Bulletin de la Banque de France

La composition du revenu aide à comprendre l’évolution du taux d’épargne des ménages en France

Mise en ligne le 25 Février 2022
Auteurs : Camille Thubin, Jean-François Ouvrard

Bulletin n°227, article 9. La hausse du taux d’épargne des ménages depuis fin 2018 et plus globalement ses mouvements importants depuis dix ans invitent à revisiter ses déterminants macroéconomiques. Cet article propose une modélisation de la consommation des ménages et donc du taux d’épargne faisant intervenir le poids dans le revenu de certaines de ses composantes. Cette modélisation traduit l’idée que les changements de la composition du revenu agrégé sont liés notamment à des modifications de la répartition du revenu entre ménages ayant des propensions marginales à consommer hétérogènes. L’approche retenue permet de mieux expliquer les mouvements récents du taux d’épargne, en particulier sa baisse depuis 2012 puis sa hausse récente, avec un rôle particulier pour les revenus financiers et les prélèvements obligatoires sur les ménages.

Image Contributions dynamiques à la consommation des ménages Description Le graphique présente les contributions dynamiques à la consommation des ménages de 2012 à 2019, avec sept critères :  1. consommation des ménages ; 2. RDB réel ; 3. port de l'EBE des EI dans RDB ; 4. part des prélèvements obligatoires dans le RDB ; 5. part des revenus financiers nets dans le RDB ; 6. taux de chômage ; 7. résidu. Note : RDB, revenu disponible brut ; EBE, excédent brut d'exploitation ; EI, entrepreneurs individuels. Source : Institut national de la statistique et des études économiques (Insee), calcul des auteurs. Chiffres clés : 14,6% : le taux d'épargne moyen des ménages sur 2000-2018 ; +1 point : la variation du taux d'épargne entre 2017 et 2019. -1 point de revenu disponible brut (RDB) : la variation du poids des prélèvements obligatoires dans le revenu des ménages entre 2017 et 2019.

Le taux d’épargne des ménages a connu un pic à 16,1 % en 2009 puis il est tombé à 13,8 % en 2017. Il remonte depuis rapidement avec un dernier point connu à 14,8 % au troisième trimestre 2019. Comment comprendre ces mouvements ? En particulier, la remontée du taux d’épargne depuis fin 2018, dans un contexte de gains soutenus de pouvoir d’achat, est-elle durable ? Nous proposons dans cet article une analyse de ces mouvements, avec un accent porté sur la structure du revenu disponible brut des ménages. Les résultats présentés dans cet article sont une composante importante du diagnostic macroéconomique sous-jacent aux prévisions de la Banque de France depuis décembre 2017.

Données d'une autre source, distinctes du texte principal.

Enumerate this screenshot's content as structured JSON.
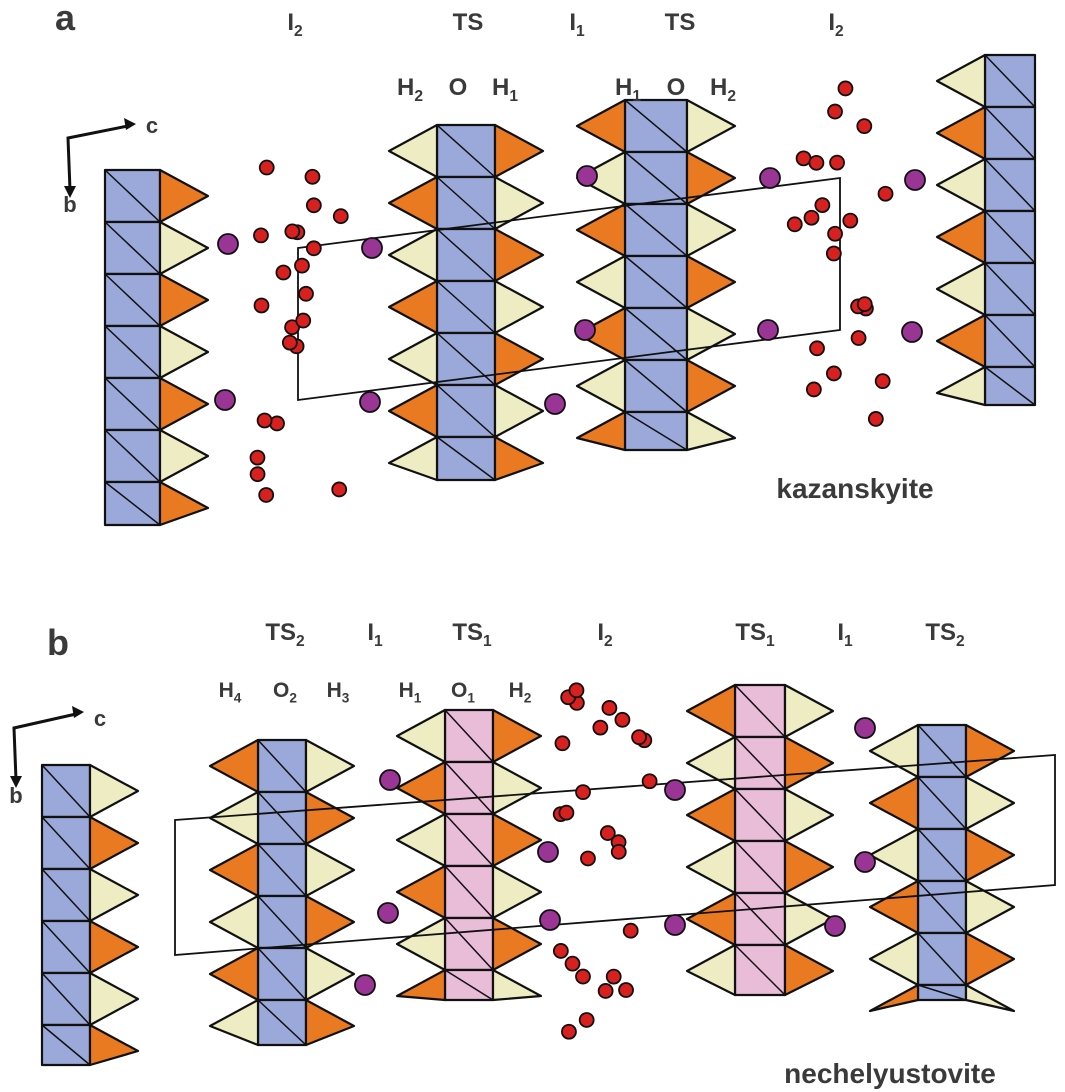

1. Au niveau macroéconomique, le taux d’épargne des ménages varie dans le temps

Le taux d’épargne des ménages peut varier significativement dans le temps. Partant d’un niveau supérieur à 17 % du revenu disponible à la fin des années 1970, il a fortement baissé jusqu’au milieu des années 1980 (11,1 % en 1987) puis il s’est redressé à la fin de la décennie 1980. Depuis 1991, période sur laquelle on se concentre dans cette étude, le taux d’épargne connaît des mouvements de moindre ampleur, dans une fourchette entre 13 et 16 % environ, mais il n’est pas pour autant stationnaire : il a connu une croissance tendancielle jusqu’en 2008, puis des mouvements importants depuis.

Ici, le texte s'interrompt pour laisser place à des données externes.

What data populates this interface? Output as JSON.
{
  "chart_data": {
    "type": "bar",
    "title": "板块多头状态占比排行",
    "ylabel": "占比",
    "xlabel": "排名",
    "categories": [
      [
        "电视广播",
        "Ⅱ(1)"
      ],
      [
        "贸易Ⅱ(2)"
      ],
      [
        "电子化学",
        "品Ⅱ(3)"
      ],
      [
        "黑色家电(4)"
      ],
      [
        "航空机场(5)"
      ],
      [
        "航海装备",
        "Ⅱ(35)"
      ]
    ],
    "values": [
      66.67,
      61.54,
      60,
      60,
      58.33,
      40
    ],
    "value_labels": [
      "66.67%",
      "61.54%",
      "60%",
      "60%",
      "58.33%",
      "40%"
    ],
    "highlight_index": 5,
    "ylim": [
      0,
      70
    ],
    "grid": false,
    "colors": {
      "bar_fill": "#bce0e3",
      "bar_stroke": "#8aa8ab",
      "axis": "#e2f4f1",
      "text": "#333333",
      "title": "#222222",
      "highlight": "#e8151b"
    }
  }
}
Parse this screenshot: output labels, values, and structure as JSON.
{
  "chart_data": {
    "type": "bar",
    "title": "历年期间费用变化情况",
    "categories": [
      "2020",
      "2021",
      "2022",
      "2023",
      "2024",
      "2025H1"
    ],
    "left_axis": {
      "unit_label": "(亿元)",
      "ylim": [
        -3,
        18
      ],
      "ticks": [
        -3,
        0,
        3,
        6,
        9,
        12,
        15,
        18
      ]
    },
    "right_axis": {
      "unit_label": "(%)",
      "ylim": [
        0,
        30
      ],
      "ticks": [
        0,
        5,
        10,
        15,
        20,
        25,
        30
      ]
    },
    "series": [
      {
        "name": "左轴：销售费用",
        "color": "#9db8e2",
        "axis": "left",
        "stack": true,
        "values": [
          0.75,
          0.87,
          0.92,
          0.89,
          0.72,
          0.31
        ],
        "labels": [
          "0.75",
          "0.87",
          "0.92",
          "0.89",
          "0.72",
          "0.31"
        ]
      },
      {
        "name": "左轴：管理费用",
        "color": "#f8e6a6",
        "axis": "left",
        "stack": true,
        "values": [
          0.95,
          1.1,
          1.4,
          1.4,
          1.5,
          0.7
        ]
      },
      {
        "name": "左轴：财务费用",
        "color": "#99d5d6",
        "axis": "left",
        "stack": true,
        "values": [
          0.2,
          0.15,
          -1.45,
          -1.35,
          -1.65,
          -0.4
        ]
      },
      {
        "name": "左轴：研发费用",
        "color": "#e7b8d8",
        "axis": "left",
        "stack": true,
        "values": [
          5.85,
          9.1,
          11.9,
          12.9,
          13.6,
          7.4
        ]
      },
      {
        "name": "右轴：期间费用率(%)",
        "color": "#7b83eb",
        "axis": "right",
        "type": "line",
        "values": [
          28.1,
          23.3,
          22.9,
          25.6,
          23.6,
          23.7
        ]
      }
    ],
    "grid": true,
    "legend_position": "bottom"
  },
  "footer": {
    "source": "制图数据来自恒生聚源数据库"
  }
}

Au sens des comptes nationaux, l’épargne des ménages est ce qui reste de leur revenu disponible brut après les dépenses de consommation. Pour un niveau de revenu donné, s’intéresser au taux d’épargne est donc la même chose que s’intéresser à la consommation des ménages. Cet article s’inscrit ainsi dans une longue tradition des études macroéconomiques sur la consommation des ménages sur données françaises, dans la suite notamment de Bonnet et Dubois (1995), et Sicsic et Villetelle (1995).

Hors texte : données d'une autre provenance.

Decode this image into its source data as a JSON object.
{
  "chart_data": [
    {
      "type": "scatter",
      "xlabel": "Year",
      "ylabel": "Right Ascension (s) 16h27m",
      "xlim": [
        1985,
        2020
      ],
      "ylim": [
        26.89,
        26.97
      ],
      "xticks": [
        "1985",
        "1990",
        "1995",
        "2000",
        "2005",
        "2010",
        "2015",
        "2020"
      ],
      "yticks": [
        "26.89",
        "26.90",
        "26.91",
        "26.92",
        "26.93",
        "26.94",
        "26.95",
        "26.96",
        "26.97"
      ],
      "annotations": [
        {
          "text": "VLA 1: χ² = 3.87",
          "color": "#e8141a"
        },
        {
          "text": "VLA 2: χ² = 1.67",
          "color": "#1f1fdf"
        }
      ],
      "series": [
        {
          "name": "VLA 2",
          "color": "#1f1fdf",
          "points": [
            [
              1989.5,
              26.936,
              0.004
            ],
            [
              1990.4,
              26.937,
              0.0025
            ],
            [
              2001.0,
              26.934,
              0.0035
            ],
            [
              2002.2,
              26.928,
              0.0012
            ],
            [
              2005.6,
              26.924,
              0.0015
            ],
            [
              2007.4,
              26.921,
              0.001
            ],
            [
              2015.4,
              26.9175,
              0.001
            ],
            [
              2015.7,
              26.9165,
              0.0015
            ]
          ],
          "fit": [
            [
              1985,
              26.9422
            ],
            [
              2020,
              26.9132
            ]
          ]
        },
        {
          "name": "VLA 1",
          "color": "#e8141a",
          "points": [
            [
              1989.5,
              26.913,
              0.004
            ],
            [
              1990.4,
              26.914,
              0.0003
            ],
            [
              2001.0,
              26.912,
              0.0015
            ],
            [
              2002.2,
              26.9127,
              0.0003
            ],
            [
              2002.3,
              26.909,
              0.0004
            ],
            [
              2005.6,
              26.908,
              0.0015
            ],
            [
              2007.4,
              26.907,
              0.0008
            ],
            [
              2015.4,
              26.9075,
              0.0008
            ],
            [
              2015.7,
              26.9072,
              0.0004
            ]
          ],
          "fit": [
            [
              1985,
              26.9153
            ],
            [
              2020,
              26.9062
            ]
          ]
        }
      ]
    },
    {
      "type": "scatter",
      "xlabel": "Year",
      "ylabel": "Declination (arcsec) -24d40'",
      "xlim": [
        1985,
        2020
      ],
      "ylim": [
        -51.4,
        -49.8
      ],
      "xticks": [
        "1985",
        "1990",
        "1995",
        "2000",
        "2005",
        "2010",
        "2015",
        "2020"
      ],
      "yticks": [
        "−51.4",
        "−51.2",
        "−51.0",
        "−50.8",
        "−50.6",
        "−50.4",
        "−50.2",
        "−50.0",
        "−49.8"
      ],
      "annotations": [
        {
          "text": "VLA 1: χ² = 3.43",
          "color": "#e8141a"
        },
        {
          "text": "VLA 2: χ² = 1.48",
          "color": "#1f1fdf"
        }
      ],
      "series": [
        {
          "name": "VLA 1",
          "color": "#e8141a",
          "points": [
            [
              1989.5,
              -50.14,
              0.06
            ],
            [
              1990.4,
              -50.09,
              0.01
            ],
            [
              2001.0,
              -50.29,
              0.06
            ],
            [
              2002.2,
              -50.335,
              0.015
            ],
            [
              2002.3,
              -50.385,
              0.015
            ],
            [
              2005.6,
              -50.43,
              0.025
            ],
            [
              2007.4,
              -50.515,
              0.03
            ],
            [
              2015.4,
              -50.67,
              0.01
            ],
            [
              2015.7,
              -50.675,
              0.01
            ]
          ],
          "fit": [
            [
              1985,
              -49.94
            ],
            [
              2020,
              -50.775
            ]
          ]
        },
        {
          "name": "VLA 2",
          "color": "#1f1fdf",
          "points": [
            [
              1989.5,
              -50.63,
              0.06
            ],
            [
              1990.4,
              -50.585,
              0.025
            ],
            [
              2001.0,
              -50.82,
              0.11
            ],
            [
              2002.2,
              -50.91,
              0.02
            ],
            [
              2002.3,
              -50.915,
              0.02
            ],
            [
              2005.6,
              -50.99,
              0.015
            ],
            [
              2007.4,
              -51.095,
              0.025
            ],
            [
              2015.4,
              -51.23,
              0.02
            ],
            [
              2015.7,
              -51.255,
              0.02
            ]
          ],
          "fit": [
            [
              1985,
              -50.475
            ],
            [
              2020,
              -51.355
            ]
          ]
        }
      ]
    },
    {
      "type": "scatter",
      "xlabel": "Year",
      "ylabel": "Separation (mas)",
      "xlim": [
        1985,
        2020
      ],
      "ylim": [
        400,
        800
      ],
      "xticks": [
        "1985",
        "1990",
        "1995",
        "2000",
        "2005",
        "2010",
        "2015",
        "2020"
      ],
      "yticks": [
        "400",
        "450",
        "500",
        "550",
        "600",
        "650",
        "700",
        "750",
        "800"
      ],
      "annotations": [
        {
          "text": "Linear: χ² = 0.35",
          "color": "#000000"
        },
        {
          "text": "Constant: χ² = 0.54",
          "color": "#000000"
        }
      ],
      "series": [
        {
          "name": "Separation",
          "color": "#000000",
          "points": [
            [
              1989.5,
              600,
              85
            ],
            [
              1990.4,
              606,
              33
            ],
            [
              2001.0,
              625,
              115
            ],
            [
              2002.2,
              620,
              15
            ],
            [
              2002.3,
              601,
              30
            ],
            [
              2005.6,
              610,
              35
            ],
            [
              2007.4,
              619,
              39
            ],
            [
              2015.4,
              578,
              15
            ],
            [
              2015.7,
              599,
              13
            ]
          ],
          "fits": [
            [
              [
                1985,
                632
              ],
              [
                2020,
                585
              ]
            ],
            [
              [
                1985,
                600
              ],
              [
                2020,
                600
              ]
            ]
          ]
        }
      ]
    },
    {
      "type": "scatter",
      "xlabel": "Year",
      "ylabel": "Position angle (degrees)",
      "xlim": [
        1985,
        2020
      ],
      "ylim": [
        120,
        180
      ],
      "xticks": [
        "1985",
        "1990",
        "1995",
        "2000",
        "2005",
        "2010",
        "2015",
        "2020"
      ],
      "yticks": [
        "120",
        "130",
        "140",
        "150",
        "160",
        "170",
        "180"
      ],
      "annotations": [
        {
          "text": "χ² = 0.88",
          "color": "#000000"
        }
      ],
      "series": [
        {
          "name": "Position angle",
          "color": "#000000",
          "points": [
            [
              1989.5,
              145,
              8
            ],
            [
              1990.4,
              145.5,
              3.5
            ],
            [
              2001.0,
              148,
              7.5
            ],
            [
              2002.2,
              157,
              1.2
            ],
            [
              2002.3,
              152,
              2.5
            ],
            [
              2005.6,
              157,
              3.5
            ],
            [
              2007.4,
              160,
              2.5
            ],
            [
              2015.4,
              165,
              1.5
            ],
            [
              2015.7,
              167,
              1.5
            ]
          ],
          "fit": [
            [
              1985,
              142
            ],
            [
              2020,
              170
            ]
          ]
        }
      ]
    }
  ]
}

L’ensemble de ces travaux fait jouer un rôle central au revenu disponible brut des ménages, ou à son anticipation, comme ancre de long terme des dépenses de consommation. Le principe des équations de consommation macroéconomiques est ainsi généralement de déterminer une cible de long terme vers laquelle, passé les effets des chocs de court terme, le taux d’épargne tendrait à converger. La détermination de cette cible est toutefois complexe. Le graphique 1 montre qu’entre le début des années 1990 et la crise de 2008 le taux d’épargne des ménages a tendu à croître tendanciellement.